In der Ferne blinkt das allgegenwärtige Plöner Schloß. "Die Schwentine", meldet sich Lars zu Wort, "heißt übersetzt ‚Heiliger Fluß‘." Sie entspringt am Bungsberg und ist auf langen Abschnitten als Fluß überhaupt nicht zu erkennen, weil sie 15 Seen miteinander verbindet. Auf unserer Route sind das der Kleine Plöner See, der Kronsee, der Fuhlensee und der Lanker See. Es ist egal, in welcher Richtung sie durchfahren wird, weil sie wegen der geringen Strömung beiderseitig befahrbar ist. Die vielen kleinen Inseln dürfen bis auf Langeswarder aus Gründen des Naturschutzes nicht betreten werden. Wir bewegen uns in der Weite des Kleinen Plöner Sees scheinbar mühelos voran. In der Höhe von Dörnick verengt sich der See, und wir gleiten hinein in den Kronsee.
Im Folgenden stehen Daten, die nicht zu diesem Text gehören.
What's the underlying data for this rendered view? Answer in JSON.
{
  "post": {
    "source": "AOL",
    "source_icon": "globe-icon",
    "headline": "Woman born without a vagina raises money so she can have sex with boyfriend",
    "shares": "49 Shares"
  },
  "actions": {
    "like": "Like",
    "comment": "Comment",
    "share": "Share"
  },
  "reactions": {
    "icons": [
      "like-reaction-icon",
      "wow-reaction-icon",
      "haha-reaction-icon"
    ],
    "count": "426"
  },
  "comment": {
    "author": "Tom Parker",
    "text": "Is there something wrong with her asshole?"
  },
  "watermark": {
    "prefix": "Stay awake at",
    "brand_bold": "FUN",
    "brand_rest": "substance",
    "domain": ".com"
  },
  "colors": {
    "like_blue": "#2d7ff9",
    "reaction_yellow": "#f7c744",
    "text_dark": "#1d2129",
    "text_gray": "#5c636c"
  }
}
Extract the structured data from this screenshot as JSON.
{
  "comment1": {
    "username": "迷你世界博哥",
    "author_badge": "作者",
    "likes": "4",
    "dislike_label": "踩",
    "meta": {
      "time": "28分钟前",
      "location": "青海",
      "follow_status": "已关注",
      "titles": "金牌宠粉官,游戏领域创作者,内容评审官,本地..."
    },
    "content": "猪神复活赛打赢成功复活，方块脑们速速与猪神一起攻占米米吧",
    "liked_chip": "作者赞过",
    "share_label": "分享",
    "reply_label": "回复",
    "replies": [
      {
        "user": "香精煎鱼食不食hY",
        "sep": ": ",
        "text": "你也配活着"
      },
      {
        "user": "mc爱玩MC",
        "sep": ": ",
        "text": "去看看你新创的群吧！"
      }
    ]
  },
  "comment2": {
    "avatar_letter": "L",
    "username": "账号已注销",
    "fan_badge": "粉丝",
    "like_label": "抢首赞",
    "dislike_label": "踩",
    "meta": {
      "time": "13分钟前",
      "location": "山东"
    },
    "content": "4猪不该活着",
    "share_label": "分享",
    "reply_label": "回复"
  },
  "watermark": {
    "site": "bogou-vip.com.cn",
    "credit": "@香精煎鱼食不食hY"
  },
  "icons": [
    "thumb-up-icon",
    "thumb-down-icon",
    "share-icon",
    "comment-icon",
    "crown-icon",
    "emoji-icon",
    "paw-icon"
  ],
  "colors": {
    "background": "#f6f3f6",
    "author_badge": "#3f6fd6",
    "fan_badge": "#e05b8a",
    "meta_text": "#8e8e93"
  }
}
Es ist die Abwechslung von Fluß- und Seenlandschaften, von Weite und Enge, die dieses Teilstück von Plön nach Preetz so spannend macht. Kristallklares Wasser ohne Schmutzwasser-Zuleitungen und ein hoher Sauerstoffgehalt sorgen für den Fischreichtum der Seen in der Holsteinischen Schweiz. Eine Besonderheit ist die Silber- und die Edelmaräne, ein Fisch der Lachsfamilie und, wie Lars genießerisch feststellt, "sehr schmackhaft". Am Übergang zum Kronsee zeigt die Schwentine jetzt ihr Flußgesicht. Schattengleich durchströmen Fischschwärme das sehr klare Wasser. Wandermuscheln sind auf dem Grund auszumachen. Sie besiedeln fast alle Gewässer Schleswig-Holsteins. Selbst in Fließgewässern und bei stärkerer Strömung können sich die Muscheln behaupten, da sie sich mit speziellen Haftfäden an Steinen verankern.

Große Eichen säumen das Ufer. Wir paddeln zum Fischer Helmut Bock. Sein Familienunternehmen liegt am Übergang vom Fuhlensee zum Lankersee auf der Höhe des Gutes Wahlstorf. Genüßlich verspeisen wir dort ein Maränen-Fischbrötchen, während uns der Fischer höchstpersönlich in die Geheimnisse des erfolgreichen Fischfanges einweiht. Gestärkt an Geist und Körper machen wir uns nach der Rast weiter auf in Richtung Preetz. Und wer empfängt uns an der Anlegestelle? Die Studenten aus Kiel, die Zeige- und Mittelfinger grinsend zum Victory-Zeichen erhoben haben. Keine Frage, sie sind uns in puncto Schnelligkeit um einige Nasenlängen voraus gewesen, aber ob sie dabei die Natur auch so entspannt genossen haben wie wir?